Being tall and obese may increase your risk for potentially dangerous blood clots, according to research in Arteriosclerosis, Thrombosis, and Vascular Biology: Journal of the American Heart Association.
Obesity is a well-known risk factor for clots in deep veins (usually in the legs) and for pulmonary embolism, a clot in blood vessels of the lungs that can result in sudden death or strain on the heart. Together, the two conditions are called venous thromboembolism (VTE).
Compared with short (5 feet, 7.7 inches or less) and normal-weight men (body mass index < 25kg/m2), the age-adjusted risk of VTE was:
- 5.28 times higher in obese and tall men
- 2.57 times higher in normal-weight and tall men (at least 5 feet, 11.7 inches tall)
- 2.11 times higher in obese and short men
The amount of risk conferred by being both obese and tall was comparable to other known risk factors for VTE, including pregnancy, the use of oral contraceptives, and carrying one gene for an inherited predisposition to clotting called Factor V Leiden.
Compared with short (5 feet, 2.6 inches or less) normal-weight women, the age-adjusted risk of VTE was:
- 2.77 times higher in obese and tall women
- 1.83 times higher in obese and short women
- Not increased in normal-weight and tall women (more than 5 feet, 6 inches)

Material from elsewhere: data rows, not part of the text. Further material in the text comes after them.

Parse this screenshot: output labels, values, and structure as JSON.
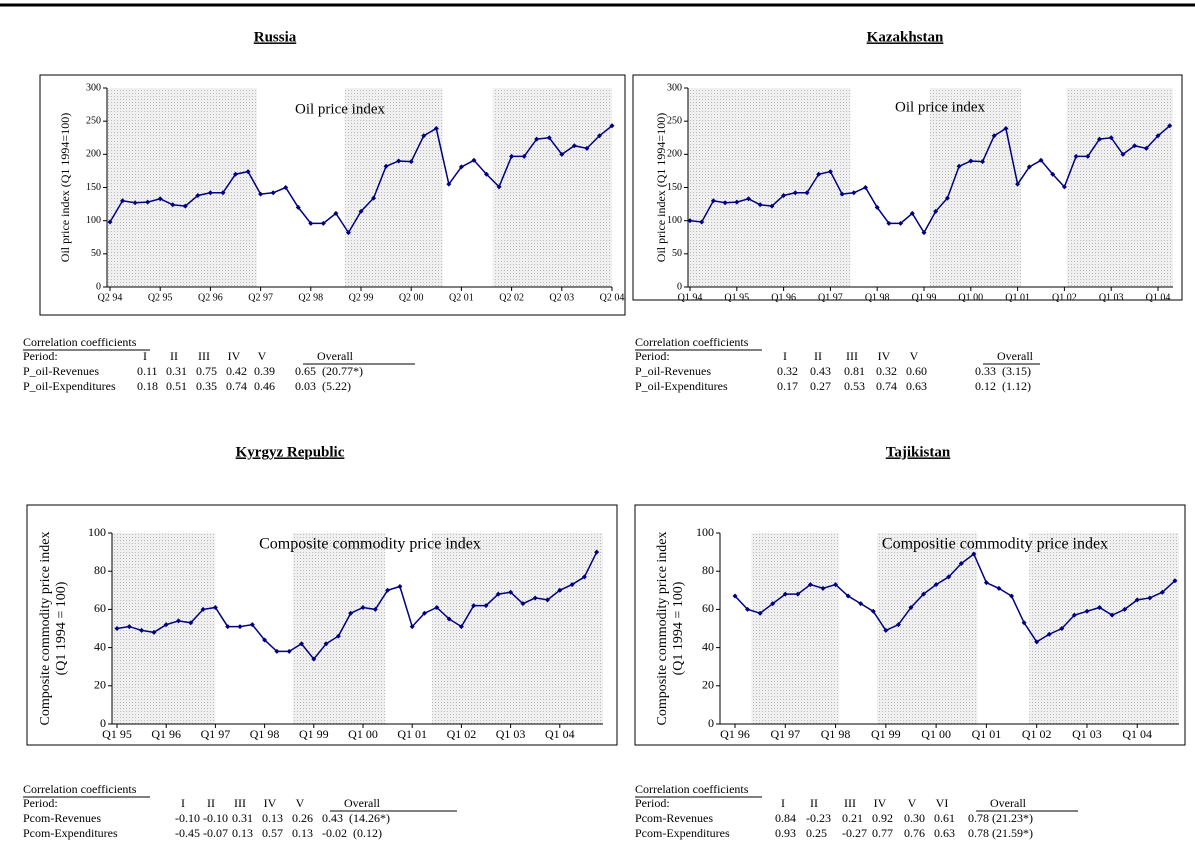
{
  "chart_data": [
    {
      "type": "line",
      "title": "Russia",
      "annotation": "Oil price index",
      "y_label": [
        "Oil price index (Q1 1994=100)"
      ],
      "color": "#000080",
      "categories": [
        "Q2 94",
        null,
        null,
        null,
        "Q2 95",
        null,
        null,
        null,
        "Q2 96",
        null,
        null,
        null,
        "Q2 97",
        null,
        null,
        null,
        "Q2 98",
        null,
        null,
        null,
        "Q2 99",
        null,
        null,
        null,
        "Q2 00",
        null,
        null,
        null,
        "Q2 01",
        null,
        null,
        null,
        "Q2 02",
        null,
        null,
        null,
        "Q2 03",
        null,
        null,
        null,
        "Q2 04"
      ],
      "values": [
        98,
        130,
        127,
        128,
        133,
        124,
        122,
        138,
        142,
        142,
        170,
        174,
        140,
        142,
        150,
        120,
        96,
        96,
        111,
        82,
        114,
        134,
        182,
        190,
        189,
        228,
        239,
        155,
        181,
        191,
        170,
        151,
        197,
        197,
        223,
        225,
        200,
        213,
        209,
        228,
        243
      ],
      "ylim": [
        0,
        300
      ],
      "yticks": [
        0,
        50,
        100,
        150,
        200,
        250,
        300
      ]
    },
    {
      "type": "line",
      "title": "Kazakhstan",
      "annotation": "Oil price index",
      "y_label": [
        "Oil price index (Q1 1994=100)"
      ],
      "color": "#000080",
      "categories": [
        "Q1 94",
        null,
        null,
        null,
        "Q1 95",
        null,
        null,
        null,
        "Q1 96",
        null,
        null,
        null,
        "Q1 97",
        null,
        null,
        null,
        "Q1 98",
        null,
        null,
        null,
        "Q1 99",
        null,
        null,
        null,
        "Q1 00",
        null,
        null,
        null,
        "Q1 01",
        null,
        null,
        null,
        "Q1 02",
        null,
        null,
        null,
        "Q1 03",
        null,
        null,
        null,
        "Q1 04",
        null
      ],
      "values": [
        100,
        98,
        130,
        127,
        128,
        133,
        124,
        122,
        138,
        142,
        142,
        170,
        174,
        140,
        142,
        150,
        120,
        96,
        96,
        111,
        82,
        114,
        134,
        182,
        190,
        189,
        228,
        239,
        155,
        181,
        191,
        170,
        151,
        197,
        197,
        223,
        225,
        200,
        213,
        209,
        228,
        243
      ],
      "ylim": [
        0,
        300
      ],
      "yticks": [
        0,
        50,
        100,
        150,
        200,
        250,
        300
      ]
    },
    {
      "type": "line",
      "title": "Kyrgyz Republic",
      "annotation": "Composite commodity price index",
      "y_label": [
        "Composite commodity price index",
        "(Q1 1994 = 100)"
      ],
      "color": "#000080",
      "categories": [
        "Q1 95",
        null,
        null,
        null,
        "Q1 96",
        null,
        null,
        null,
        "Q1 97",
        null,
        null,
        null,
        "Q1 98",
        null,
        null,
        null,
        "Q1 99",
        null,
        null,
        null,
        "Q1 00",
        null,
        null,
        null,
        "Q1 01",
        null,
        null,
        null,
        "Q1 02",
        null,
        null,
        null,
        "Q1 03",
        null,
        null,
        null,
        "Q1 04",
        null,
        null,
        null
      ],
      "values": [
        50,
        51,
        49,
        48,
        52,
        54,
        53,
        60,
        61,
        51,
        51,
        52,
        44,
        38,
        38,
        42,
        34,
        42,
        46,
        58,
        61,
        60,
        70,
        72,
        51,
        58,
        61,
        55,
        51,
        62,
        62,
        68,
        69,
        63,
        66,
        65,
        70,
        73,
        77,
        90
      ],
      "ylim": [
        0,
        100
      ],
      "yticks": [
        0,
        20,
        40,
        60,
        80,
        100
      ]
    },
    {
      "type": "line",
      "title": "Tajikistan",
      "annotation": "Compositie commodity price index",
      "y_label": [
        "Composite commodity price index",
        "(Q1 1994 = 100)"
      ],
      "color": "#000080",
      "categories": [
        "Q1 96",
        null,
        null,
        null,
        "Q1 97",
        null,
        null,
        null,
        "Q1 98",
        null,
        null,
        null,
        "Q1 99",
        null,
        null,
        null,
        "Q1 00",
        null,
        null,
        null,
        "Q1 01",
        null,
        null,
        null,
        "Q1 02",
        null,
        null,
        null,
        "Q1 03",
        null,
        null,
        null,
        "Q1 04",
        null,
        null,
        null
      ],
      "values": [
        67,
        60,
        58,
        63,
        68,
        68,
        73,
        71,
        73,
        67,
        63,
        59,
        49,
        52,
        61,
        68,
        73,
        77,
        84,
        89,
        74,
        71,
        67,
        53,
        43,
        47,
        50,
        57,
        59,
        61,
        57,
        60,
        65,
        66,
        69,
        75
      ],
      "ylim": [
        0,
        100
      ],
      "yticks": [
        0,
        20,
        40,
        60,
        80,
        100
      ]
    }
  ],
  "tables": [
    {
      "title": "Correlation coefficients",
      "header": [
        "Period:",
        "I",
        "II",
        "III",
        "IV",
        "V",
        "Overall"
      ],
      "rows": [
        [
          "P_oil-Revenues",
          "0.11",
          "0.31",
          "0.75",
          "0.42",
          "0.39",
          "0.65  (20.77*)"
        ],
        [
          "P_oil-Expenditures",
          "0.18",
          "0.51",
          "0.35",
          "0.74",
          "0.46",
          "0.03  (5.22)"
        ]
      ]
    },
    {
      "title": "Correlation coefficients",
      "header": [
        "Period:",
        "I",
        "II",
        "III",
        "IV",
        "V",
        "Overall"
      ],
      "rows": [
        [
          "P_oil-Revenues",
          "0.32",
          "0.43",
          "0.81",
          "0.32",
          "0.60",
          "0.33  (3.15)"
        ],
        [
          "P_oil-Expenditures",
          "0.17",
          "0.27",
          "0.53",
          "0.74",
          "0.63",
          "0.12  (1.12)"
        ]
      ]
    },
    {
      "title": "Correlation coefficients",
      "header": [
        "Period:",
        "I",
        "II",
        "III",
        "IV",
        "V",
        "Overall"
      ],
      "rows": [
        [
          "Pcom-Revenues",
          "-0.10",
          "-0.10",
          "0.31",
          "0.13",
          "0.26",
          "0.43  (14.26*)"
        ],
        [
          "Pcom-Expenditures",
          "-0.45",
          "-0.07",
          "0.13",
          "0.57",
          "0.13",
          "-0.02  (0.12)"
        ]
      ]
    },
    {
      "title": "Correlation coefficients",
      "header": [
        "Period:",
        "I",
        "II",
        "III",
        "IV",
        "V",
        "VI",
        "Overall"
      ],
      "rows": [
        [
          "Pcom-Revenues",
          "0.84",
          "-0.23",
          "0.21",
          "0.92",
          "0.30",
          "0.61",
          "0.78 (21.23*)"
        ],
        [
          "Pcom-Expenditures",
          "0.93",
          "0.25",
          "-0.27",
          "0.77",
          "0.76",
          "0.63",
          "0.78 (21.59*)"
        ]
      ]
    }
  ]
}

“We believe that we observed the increased risk in tall and normal-weight men, but not women, because most women do not get sufficiently tall,” said Sigrid K. Braekkan, Ph.D., senior study author and a researcher in the Hematological Research Group at the University of Tromso in Norway. “The risk may be present in very tall women, but there were too few to investigate this properly.”

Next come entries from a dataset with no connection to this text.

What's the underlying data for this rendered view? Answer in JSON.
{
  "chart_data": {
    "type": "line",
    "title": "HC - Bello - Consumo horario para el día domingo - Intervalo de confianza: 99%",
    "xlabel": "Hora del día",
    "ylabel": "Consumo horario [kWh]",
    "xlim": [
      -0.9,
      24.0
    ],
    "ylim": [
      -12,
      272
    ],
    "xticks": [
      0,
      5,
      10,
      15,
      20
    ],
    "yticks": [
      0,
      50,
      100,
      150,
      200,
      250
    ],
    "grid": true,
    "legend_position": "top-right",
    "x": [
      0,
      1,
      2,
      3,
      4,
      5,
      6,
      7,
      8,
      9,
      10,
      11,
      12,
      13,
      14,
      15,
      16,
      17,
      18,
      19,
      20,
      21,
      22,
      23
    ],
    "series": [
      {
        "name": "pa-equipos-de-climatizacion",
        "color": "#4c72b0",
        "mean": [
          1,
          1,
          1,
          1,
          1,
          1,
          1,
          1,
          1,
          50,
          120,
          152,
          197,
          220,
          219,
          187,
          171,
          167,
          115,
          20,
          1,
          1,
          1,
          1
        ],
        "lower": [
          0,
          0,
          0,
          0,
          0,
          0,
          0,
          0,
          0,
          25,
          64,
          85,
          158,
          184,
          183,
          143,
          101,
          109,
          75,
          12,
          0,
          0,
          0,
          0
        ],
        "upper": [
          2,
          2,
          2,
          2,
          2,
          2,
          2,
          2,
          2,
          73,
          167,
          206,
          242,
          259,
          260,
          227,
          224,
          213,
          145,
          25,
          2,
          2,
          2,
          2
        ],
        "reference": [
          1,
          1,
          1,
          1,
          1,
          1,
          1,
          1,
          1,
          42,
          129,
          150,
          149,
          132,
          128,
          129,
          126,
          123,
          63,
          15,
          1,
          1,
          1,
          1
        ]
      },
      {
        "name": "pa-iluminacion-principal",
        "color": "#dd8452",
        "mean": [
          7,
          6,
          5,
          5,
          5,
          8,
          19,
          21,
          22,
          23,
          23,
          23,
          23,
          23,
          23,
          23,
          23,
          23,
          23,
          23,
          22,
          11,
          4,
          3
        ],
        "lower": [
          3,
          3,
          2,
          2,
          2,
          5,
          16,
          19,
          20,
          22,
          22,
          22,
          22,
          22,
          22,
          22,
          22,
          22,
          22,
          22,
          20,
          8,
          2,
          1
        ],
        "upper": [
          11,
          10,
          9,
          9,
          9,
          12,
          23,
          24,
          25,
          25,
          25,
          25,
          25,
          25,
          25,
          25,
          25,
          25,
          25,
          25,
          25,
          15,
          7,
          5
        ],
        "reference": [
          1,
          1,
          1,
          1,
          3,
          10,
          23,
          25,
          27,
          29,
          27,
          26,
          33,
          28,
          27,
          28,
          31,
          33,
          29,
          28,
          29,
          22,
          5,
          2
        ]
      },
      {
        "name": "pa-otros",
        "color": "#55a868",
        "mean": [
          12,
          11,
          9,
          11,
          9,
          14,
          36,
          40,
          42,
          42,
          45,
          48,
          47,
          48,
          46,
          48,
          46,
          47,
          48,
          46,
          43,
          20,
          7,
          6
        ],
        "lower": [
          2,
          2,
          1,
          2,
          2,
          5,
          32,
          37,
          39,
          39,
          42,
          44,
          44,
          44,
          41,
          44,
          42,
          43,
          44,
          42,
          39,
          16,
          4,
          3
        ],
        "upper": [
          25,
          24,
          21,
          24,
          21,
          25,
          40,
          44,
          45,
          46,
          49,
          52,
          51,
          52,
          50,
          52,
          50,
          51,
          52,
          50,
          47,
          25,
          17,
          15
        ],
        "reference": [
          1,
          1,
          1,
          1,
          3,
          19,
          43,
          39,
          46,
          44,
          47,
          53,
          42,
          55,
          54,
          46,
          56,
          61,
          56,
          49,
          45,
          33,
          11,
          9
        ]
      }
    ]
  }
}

Researchers said more studies are needed to determine the mechanisms of the association between tall stature, excess weight, and the combination of the risk of VTEs. “In tall people, the blood must be pumped a longer distance by the calf-muscle pump, which may cause reduced flow in the legs and thereby raise the risk of clotting,” Braekkan said.
The researchers previously found a strikingly similar rise in clot risk along with height in American men, and believe that the height cut-offs would apply to Caucasian populations in other regions.
In the United States, more than 275,000 people each year are hospitalized with deep vein clots or pulmonary embolism, according to the American Heart Association.